Book Title: Research Handbook on Climate Change Adaptation Law

Editor(s): Verschuuren, Jonathan

Publisher: Edward Elgar Publishing

ISBN (hard cover): 9781781000076

Section: Chapter 2

Section Title: Climate change adaptation under the United Nations Framework Convention on Climate Change and related documents

Author(s): Verschuuren, Jonathan

Number of pages: 16

Abstract/Description:

It is fair to say that adaptation law originates at the international level. Both the 1992 United Nations Framework Convention on Climate Change (hereafter: UNFCCC), and the 1997 Kyoto Protocol comprise various obligations for the parties to these international agreements to adopt and implement adaptation policies. The documents also impose upon developed countries the duty to, both financially and practically, assist developing countries with their adaptation actions. In the inter- national arena, most attention is going to the latter issue, as will be obvious from the overview of the most important adaptation related actions both under the UNFCCC (section 2) and under the Kyoto Protocol (section 3).

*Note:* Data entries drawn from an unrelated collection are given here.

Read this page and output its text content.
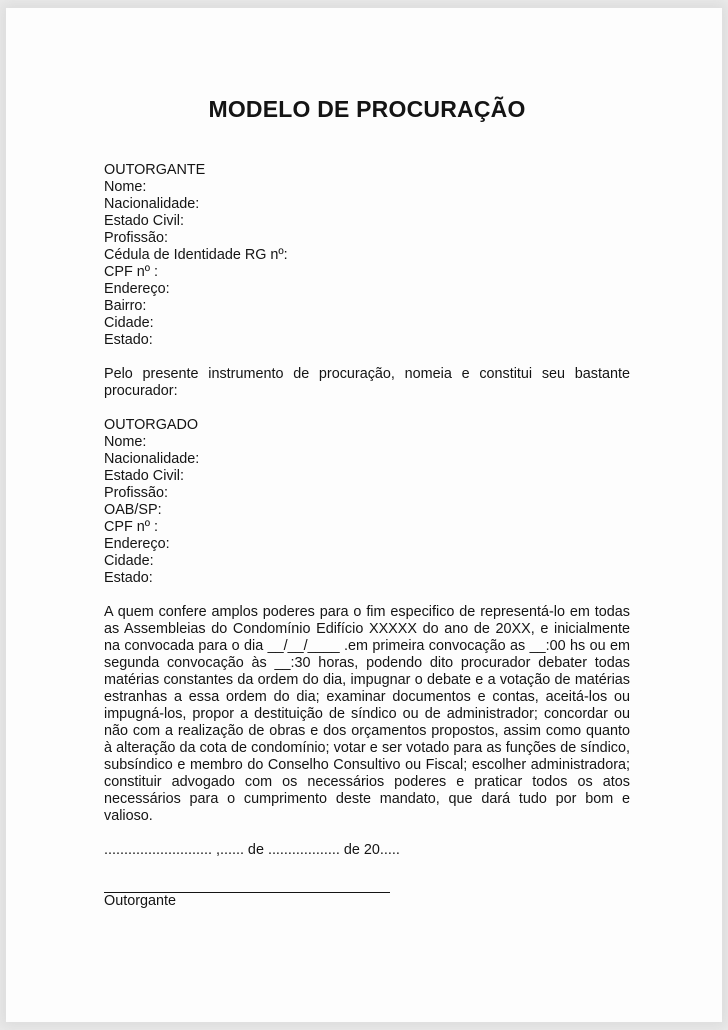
MODELO DE PROCURAÇÃO
OUTORGANTE
Nome:
Nacionalidade:
Estado Civil:
Profissão:
Cédula de Identidade RG nº:
CPF nº :
Endereço:
Bairro:
Cidade:
Estado:
Pelo presente instrumento de procuração, nomeia e constitui seu bastante procurador:
OUTORGADO
Nome:
Nacionalidade:
Estado Civil:
Profissão:
OAB/SP:
CPF nº :
Endereço:
Cidade:
Estado:
A quem confere amplos poderes para o fim especifico de representá-lo em todas as Assembleias do Condomínio Edifício XXXXX do ano de 20XX, e inicialmente na convocada para o dia __/__/____ .em primeira convocação as __:00 hs ou em segunda convocação às __:30 horas, podendo dito procurador debater todas matérias constantes da ordem do dia, impugnar o debate e a votação de matérias estranhas a essa ordem do dia; examinar documentos e contas, aceitá-los ou impugná-los, propor a destituição de síndico ou de administrador; concordar ou não com a realização de obras e dos orçamentos propostos, assim como quanto à alteração da cota de condomínio; votar e ser votado para as funções de síndico, subsíndico e membro do Conselho Consultivo ou Fiscal; escolher administradora; constituir advogado com os necessários poderes e praticar todos os atos necessários para o cumprimento deste mandato, que dará tudo por bom e valioso.
........................... ,...... de .................. de 20.....
Outorgante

In section 4, some remarks will be made as to the impact of the UNFCCC’s work on adaptation on regional and domestic law and policy. The primary objective of the UNFCCC, as laid down in Article 2, is to achieve stabilization of greenhouse gas concentrations in the atmosphere at a level that would prevent dangerous anthropogenic interference with the climate system. Such a level should be achieved within a timeframe sufficient to allow ecosystems to adapt naturally to climate change, to ensure that food production is not threatened and to enable economic development to proceed in a sustainable manner. Mitigation, according to the objective of the UNFCCC, is supposed to be successful so that ecosystems, food production, and the economy are more or less automatically kept as they were before. Fifteen years later, the Intergovernmental Panel on Climate Change (IPCC) sounded the alarm bell.